Early Operative Versus Delayed or Nonoperative Treatment of Anterior Cruciate Ligament Injuries in Pediatric Patients.J Athl Train 2016; 51(5):425-7JA
Reference: Ramski DE, Kanj WW, Franklin CC, Baldwin KD, Ganley TJ. Anterior cruciate ligament tears in children and adolescents: a meta-analysis of nonoperative versus operative treatment. Am J Sports Med. 2014;42(11):2769-2776. Clinical Questions: In pediatric patients, does early operative treatment of an anterior cruciate ligament (ACL) injury result in decreased knee instability compared with delayed or nonoperative treatment?
This review focused on the PubMed/MEDLINE and EMBASE databases. The following query searches were used: ACL or anterior cruciate ligament and young or child or children or pediatric or immature. Dates searched were not specified. A separate search was also conducted of abstracts published between 2009 and 2011 from the American Academy of Orthopaedic Surgeons; American Orthopaedic Society for Sports Medicine; International Society of Arthroscopy, Knee Surgery, and Orthopaedic Sports Medicine; European Society of Sports Traumatology, Knee Surgery, and Arthroscopy; American Orthopaedic Association; Arthroscopy Association of North America; Pediatric Orthopaedic Society of North America; and American Academy of Pediatrics conferences.
Available studies were included only if they were written in English; were of level 1, 2, or 3 evidence (grading taxonomy not stated); were cohort designs that compared nonoperative and operative treatments; involved an early versus delayed ACL reconstruction that could be prospective or retrospective; and reported primary outcome interest measures. Animal studies, basic science studies, case series, reviews, commentaries, and editorials were excluded from the review.

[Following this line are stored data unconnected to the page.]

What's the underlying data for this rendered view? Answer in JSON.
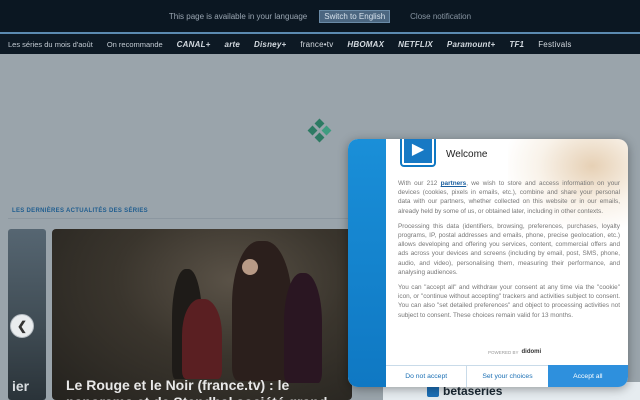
{
  "lang_bar": {
    "message": "This page is available in your language",
    "switch_label": "Switch to English",
    "close_label": "Close notification"
  },
  "nav": {
    "items": [
      "Les séries du mois d'août",
      "On recommande",
      "CANAL+",
      "arte",
      "Disney+",
      "france•tv",
      "HBOMAX",
      "NETFLIX",
      "Paramount+",
      "TF1",
      "Festivals"
    ]
  },
  "section": {
    "title": "LES DERNIÈRES ACTUALITÉS DES SÉRIES"
  },
  "cards": {
    "left_fragment": "ier",
    "main_title": "Le Rouge et le Noir (france.tv) : le panorama et de Stendhal société grand..."
  },
  "bottom_strip": {
    "logo": "betaseries"
  },
  "dialog": {
    "heading": "Welcome",
    "para1_pre": "With our 212 ",
    "para1_link": "partners",
    "para1_post": ", we wish to store and access information on your devices (cookies, pixels in emails, etc.), combine and share your personal data with our partners, whether collected on this website or in our emails, already held by some of us, or obtained later, including in other contexts.",
    "para2": "Processing this data (identifiers, browsing, preferences, purchases, loyalty programs, IP, postal addresses and emails, phone, precise geolocation, etc.) allows developing and offering you services, content, commercial offers and ads across your devices and screens (including by email, post, SMS, phone, audio, and video), personalising them, measuring their performance, and analysing audiences.",
    "para3": "You can \"accept all\" and withdraw your consent at any time via the \"cookie\" icon, or \"continue without accepting\" trackers and activities subject to consent. You can also \"set detailed preferences\" and object to processing activities not subject to consent. These choices remain valid for 13 months.",
    "powered_by": "POWERED BY",
    "powered_brand": "didomi",
    "btn_not_accept": "Do not accept",
    "btn_set_choices": "Set your choices",
    "btn_accept_all": "Accept all"
  },
  "colors": {
    "accent": "#1779c4",
    "accept_button": "#2e90dd",
    "overlay_bg": "#9aa4ab"
  }
}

A systematic assessment tool, Guide to Community Preventive Services: Systematic Reviews and Evidence-Based Recommendations, was used by 2 of the authors to independently grade the quality of each study that met the inclusion criteria. The tool focused on 6 areas: intervention and study description, sampling, measurement, analysis, interpretation of results, and other execution factors. This tool helped to ensure consistency, reduce bias, and improve the validity and reliability of preventive health care studies. Eleven studies met the inclusion criteria. Six studies compared nonoperative with operative treatment, and 5 studies compared early reconstruction (open physes) with delayed reconstruction (closed physes). Studies in this meta-analysis consisted of the following: four level-3 prospective studies, four level-3 retrospective studies, one level-2 retrospective study, one level-3 case-control study, and one level-3 study with both prospective and retrospective data collection. All of the studies included data related to patient demographics, treatment interventions, follow-up duration, presence of any meniscal symptoms, time to return to sport participation, patient-reported outcomes (International Knee Documentation Committee [IKDC], Lysholm, or Tegner scores), the need for a second surgical procedure, and any posttreatment problems.

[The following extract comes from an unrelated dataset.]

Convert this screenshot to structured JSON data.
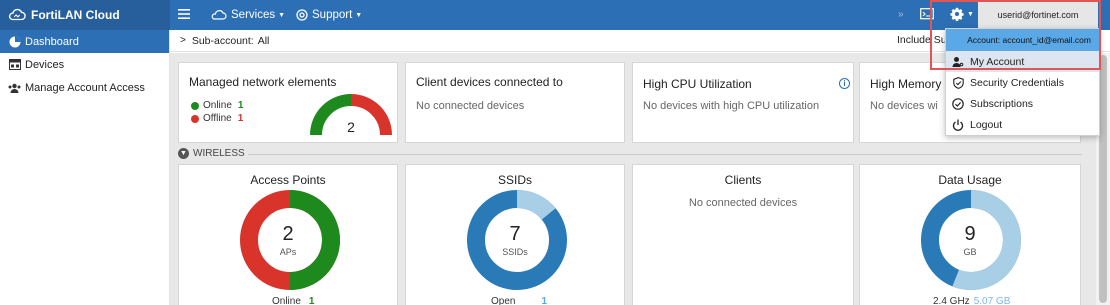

Of those who chose the nonoperative route, 75% reported instability, whereas only 13.6% of those who had surgery reported instability. These data also showed that nonoperative or delayed-operative patients were 33.7 times more likely to report instability than the early operative group. Those who chose the nonoperative route had a 12 times greater risk (odds ratio = 12.2, 95% confidence interval = 1.55, 96.3) of developing a meniscal tear after the initial injury. Three studies included in the meta-analysis reported return to sport status, but only 2 studies provided adequate data for both operative and nonoperative patients. In 1 study, 92% of operative patients were able to return to sport, but only 43.75% of nonoperative patients were able to do so. The second study reported that all operative and nonoperative patients were able to return to the same level of sport after injury. Of those in the early operative group, 6% required a repeat surgical intervention for either an ACL rerupture or a meniscal tear, and 19% of those who initially chose nonoperative treatment eventually needed surgery to repair the ACL or meniscus. Findings favor the early operative group over the delayed operative and nonoperative groups based on IKDC scores. One study reported a significant difference in operative patients, with an IKDC mean score of 95 compared with 87 in the nonoperative group. Similarly, a different study reported a mean score of 94.6 in the early operative group compared with 82.4 in the delayed operative group and was stated to have met the minimal clinically important difference (MCID). The MCID was not met for the Lysholm and Tegner scores between operative and nonoperative patients.
The results of this meta-analysis favor early operative treatment for pediatric patients with ACL tears over delayed or nonoperative treatment. Early operative treatment is initiated shortly after the injury, while the patient is still skeletally immature and the growth plates are open. Current evidence suggests that early ACL reconstruction will result in less knee instability and a more likely return to the preinjury activity level without affecting the growth plates or causing growth disturbances.